Further, in the above embodiment, a square correction mark is formed in the upper right and upper left portions of the form, but the shape and number of the correction marks are not limited to this.For example, one horizontal line is used as the correction mark, The inclination may be obtained from both end positions of this straight line.

[Effect of the Invention] According to the present invention, it is possible to correct the positional deviation of image data based on a correction formula selected from a plurality of correction formulas according to the magnitude of the inclination of the received image data.
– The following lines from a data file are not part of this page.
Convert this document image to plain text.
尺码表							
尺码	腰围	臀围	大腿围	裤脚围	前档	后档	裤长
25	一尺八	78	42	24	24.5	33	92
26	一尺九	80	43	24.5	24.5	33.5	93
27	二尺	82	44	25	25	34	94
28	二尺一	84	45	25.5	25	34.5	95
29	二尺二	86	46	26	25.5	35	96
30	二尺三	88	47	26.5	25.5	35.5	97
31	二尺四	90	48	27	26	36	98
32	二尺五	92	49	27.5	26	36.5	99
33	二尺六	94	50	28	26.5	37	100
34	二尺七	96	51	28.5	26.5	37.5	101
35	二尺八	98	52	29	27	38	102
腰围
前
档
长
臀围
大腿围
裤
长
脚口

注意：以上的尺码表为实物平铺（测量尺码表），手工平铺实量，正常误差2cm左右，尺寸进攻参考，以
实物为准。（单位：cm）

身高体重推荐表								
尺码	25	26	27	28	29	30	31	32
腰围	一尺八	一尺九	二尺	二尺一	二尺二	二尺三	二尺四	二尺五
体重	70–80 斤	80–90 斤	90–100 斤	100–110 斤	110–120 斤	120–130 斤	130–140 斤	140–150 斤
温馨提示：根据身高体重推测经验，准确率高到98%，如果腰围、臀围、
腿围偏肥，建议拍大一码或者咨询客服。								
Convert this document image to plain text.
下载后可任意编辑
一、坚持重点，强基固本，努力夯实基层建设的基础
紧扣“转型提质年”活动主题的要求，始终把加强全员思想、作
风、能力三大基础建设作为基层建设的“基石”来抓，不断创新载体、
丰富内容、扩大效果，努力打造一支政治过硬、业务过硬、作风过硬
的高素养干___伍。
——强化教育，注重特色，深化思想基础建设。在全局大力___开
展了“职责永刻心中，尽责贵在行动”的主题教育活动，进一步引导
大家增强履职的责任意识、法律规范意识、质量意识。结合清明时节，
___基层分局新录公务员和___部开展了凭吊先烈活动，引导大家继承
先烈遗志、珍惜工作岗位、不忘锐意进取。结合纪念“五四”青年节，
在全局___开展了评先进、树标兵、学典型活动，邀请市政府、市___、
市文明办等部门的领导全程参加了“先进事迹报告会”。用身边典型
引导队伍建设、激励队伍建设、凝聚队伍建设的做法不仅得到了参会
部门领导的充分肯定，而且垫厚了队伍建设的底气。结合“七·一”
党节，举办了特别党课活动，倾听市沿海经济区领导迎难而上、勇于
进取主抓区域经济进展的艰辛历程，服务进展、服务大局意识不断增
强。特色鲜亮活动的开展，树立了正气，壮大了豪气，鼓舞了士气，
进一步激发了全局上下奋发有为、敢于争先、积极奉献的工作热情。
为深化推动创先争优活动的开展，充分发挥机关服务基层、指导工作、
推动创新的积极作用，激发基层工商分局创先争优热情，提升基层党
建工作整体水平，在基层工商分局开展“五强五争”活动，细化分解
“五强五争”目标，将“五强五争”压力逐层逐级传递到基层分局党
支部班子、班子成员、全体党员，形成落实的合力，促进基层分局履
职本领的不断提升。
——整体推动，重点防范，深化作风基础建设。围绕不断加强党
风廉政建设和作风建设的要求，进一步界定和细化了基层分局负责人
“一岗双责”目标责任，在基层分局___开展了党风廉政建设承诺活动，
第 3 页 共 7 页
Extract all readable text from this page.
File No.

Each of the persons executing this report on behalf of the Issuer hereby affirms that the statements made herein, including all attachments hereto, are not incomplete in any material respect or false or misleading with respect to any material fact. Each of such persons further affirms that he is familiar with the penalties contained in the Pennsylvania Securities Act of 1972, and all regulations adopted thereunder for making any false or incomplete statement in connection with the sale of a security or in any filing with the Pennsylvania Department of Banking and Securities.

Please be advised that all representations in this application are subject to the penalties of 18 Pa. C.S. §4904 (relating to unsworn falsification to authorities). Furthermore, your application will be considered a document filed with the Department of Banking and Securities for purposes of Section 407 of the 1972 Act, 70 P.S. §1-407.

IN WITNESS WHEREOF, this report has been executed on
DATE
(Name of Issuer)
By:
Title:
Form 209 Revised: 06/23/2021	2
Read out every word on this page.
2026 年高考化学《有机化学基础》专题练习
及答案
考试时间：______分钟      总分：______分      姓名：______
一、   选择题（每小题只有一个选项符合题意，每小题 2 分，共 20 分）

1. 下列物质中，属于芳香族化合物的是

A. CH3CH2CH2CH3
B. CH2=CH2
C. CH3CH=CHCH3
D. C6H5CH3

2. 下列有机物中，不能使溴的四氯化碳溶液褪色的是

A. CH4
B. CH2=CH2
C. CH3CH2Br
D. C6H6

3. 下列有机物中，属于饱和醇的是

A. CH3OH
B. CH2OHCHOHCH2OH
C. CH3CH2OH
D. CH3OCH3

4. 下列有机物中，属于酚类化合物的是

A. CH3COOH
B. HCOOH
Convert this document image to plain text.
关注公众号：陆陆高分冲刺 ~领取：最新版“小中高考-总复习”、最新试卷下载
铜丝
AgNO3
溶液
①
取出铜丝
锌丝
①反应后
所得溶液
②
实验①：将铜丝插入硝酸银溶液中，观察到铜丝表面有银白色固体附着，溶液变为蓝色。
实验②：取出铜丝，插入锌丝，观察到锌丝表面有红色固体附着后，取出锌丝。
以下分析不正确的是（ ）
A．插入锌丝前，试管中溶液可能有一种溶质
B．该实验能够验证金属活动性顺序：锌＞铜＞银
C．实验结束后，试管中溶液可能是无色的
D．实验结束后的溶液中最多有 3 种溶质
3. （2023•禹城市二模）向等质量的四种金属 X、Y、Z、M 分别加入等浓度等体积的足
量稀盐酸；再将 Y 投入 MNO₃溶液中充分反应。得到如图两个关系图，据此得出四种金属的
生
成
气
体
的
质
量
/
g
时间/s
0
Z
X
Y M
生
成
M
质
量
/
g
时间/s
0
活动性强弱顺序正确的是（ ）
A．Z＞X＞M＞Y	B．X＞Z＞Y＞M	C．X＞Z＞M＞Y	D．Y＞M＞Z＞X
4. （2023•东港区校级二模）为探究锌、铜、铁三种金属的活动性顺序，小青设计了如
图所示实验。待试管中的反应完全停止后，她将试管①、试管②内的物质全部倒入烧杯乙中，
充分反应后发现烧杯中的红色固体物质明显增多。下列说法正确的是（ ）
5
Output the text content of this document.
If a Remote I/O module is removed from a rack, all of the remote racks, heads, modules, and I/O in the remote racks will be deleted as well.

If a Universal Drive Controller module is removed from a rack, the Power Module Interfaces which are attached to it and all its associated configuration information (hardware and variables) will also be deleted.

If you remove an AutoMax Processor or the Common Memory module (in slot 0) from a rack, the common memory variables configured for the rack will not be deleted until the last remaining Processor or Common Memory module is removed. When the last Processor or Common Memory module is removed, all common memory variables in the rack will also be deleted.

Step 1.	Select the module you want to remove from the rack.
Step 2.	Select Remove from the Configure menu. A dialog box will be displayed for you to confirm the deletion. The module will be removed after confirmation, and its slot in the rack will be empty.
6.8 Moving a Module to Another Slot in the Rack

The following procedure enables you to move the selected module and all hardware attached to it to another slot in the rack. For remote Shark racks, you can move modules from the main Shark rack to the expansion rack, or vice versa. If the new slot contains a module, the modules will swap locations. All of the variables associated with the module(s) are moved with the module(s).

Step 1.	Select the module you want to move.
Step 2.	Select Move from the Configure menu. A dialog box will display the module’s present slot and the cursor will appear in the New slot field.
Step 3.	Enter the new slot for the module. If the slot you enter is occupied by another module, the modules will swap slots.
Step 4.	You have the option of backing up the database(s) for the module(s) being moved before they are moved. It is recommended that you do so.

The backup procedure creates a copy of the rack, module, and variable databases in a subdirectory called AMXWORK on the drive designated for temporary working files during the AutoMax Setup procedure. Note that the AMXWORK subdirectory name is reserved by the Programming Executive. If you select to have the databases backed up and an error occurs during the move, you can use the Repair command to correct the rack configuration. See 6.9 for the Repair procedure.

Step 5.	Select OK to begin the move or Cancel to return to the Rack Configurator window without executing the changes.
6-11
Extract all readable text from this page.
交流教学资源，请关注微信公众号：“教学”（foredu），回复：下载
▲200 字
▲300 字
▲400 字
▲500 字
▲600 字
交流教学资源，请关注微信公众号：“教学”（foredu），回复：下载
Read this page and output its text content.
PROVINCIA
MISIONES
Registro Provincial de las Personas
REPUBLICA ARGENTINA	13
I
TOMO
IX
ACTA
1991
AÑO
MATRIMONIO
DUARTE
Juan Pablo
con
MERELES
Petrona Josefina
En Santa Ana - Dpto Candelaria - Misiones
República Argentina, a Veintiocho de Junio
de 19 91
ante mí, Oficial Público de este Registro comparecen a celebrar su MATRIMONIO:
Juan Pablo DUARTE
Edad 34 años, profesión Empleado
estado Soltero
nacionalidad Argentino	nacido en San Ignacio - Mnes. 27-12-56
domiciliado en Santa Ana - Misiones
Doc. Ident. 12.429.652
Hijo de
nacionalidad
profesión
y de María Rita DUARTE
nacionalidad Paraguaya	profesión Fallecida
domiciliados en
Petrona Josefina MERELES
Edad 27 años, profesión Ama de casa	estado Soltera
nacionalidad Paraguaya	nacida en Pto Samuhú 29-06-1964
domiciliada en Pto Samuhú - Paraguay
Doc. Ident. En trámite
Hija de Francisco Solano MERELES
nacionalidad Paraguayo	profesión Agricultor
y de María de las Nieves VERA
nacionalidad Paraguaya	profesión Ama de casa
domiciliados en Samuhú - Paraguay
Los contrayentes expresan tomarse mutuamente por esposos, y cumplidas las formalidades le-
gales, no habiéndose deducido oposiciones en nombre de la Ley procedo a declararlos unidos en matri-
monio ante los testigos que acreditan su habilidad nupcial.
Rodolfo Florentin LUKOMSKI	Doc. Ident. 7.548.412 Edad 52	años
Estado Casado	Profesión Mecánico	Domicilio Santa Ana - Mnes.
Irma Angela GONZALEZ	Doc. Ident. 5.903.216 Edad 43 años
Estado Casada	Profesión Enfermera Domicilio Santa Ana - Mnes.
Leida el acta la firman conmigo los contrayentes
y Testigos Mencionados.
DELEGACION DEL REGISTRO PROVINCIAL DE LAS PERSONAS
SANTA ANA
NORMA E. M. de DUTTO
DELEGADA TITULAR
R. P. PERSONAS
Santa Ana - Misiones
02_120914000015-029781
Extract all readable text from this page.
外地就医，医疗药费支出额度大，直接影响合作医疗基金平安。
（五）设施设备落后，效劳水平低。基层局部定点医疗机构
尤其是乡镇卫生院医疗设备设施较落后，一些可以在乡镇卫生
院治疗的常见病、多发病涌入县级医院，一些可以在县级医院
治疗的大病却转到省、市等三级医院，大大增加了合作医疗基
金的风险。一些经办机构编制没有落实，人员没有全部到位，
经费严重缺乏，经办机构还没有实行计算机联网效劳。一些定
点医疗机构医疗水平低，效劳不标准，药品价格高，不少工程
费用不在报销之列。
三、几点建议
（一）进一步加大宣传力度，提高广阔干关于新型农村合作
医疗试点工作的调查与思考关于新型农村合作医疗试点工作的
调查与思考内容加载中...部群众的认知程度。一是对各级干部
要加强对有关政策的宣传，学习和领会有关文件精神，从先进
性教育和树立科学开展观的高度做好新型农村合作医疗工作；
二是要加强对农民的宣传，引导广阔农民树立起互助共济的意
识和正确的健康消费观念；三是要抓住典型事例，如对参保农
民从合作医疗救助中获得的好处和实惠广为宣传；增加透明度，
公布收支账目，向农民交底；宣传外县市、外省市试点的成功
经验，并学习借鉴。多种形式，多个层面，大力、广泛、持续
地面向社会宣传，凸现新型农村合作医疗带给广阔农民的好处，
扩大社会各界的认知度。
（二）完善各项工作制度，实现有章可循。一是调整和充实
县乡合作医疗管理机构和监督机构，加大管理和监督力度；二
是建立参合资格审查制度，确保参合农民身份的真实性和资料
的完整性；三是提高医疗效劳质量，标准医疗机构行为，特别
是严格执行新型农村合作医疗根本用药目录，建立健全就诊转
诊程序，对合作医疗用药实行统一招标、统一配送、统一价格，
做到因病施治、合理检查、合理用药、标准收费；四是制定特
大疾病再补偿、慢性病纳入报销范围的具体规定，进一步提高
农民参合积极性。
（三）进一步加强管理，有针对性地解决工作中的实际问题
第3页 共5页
As a result, high-quality image data can be efficiently obtained without spending time on the correction processing.

[Brief description of the drawings]

FIG. 1 is a functional block diagram of the present invention, FIGS. 2 to 4 show an embodiment, FIG. 2 is a system configuration diagram of a form transmission / reception system, FIG. FIG. 4 is a diagram for explaining various parameters for correction, and FIGS. 5 and 6 are diagrams for explaining a conventional example. 11: Fax device for transmission, 12a, 12b: Mark for correction, 14
... Reception fax machine, 15 Control device, 15-1 Control unit, 15-2 Image buffer, 15-3 Mark detector, 15-4 Tilt detector, 15-5 ...... ROM, 15-6
…… Correction formula calculation unit, 15-7 …… Correction formula calculation unit, 15-
8 ... Correction formula calculation unit, 15-9 ... Output buffer.

Claims (1)

(57) [Claims] 1. An image receiving apparatus for receiving image data including a correction mark for correcting a positional shift, comprising: mark detection means for detecting a position of a correction mark from the received image data; Inclination detecting means for detecting the inclination of the image data based on the mark position detected by the detecting means, and selecting an optimum correction expression from a plurality of correction expressions according to the magnitude of the inclination detected by the inclination detecting means An image data receiving apparatus comprising: a correction formula selecting unit that performs correction; and an image data correcting unit that corrects a position shift of the image data based on the correction formula selected by the correction formula selecting unit.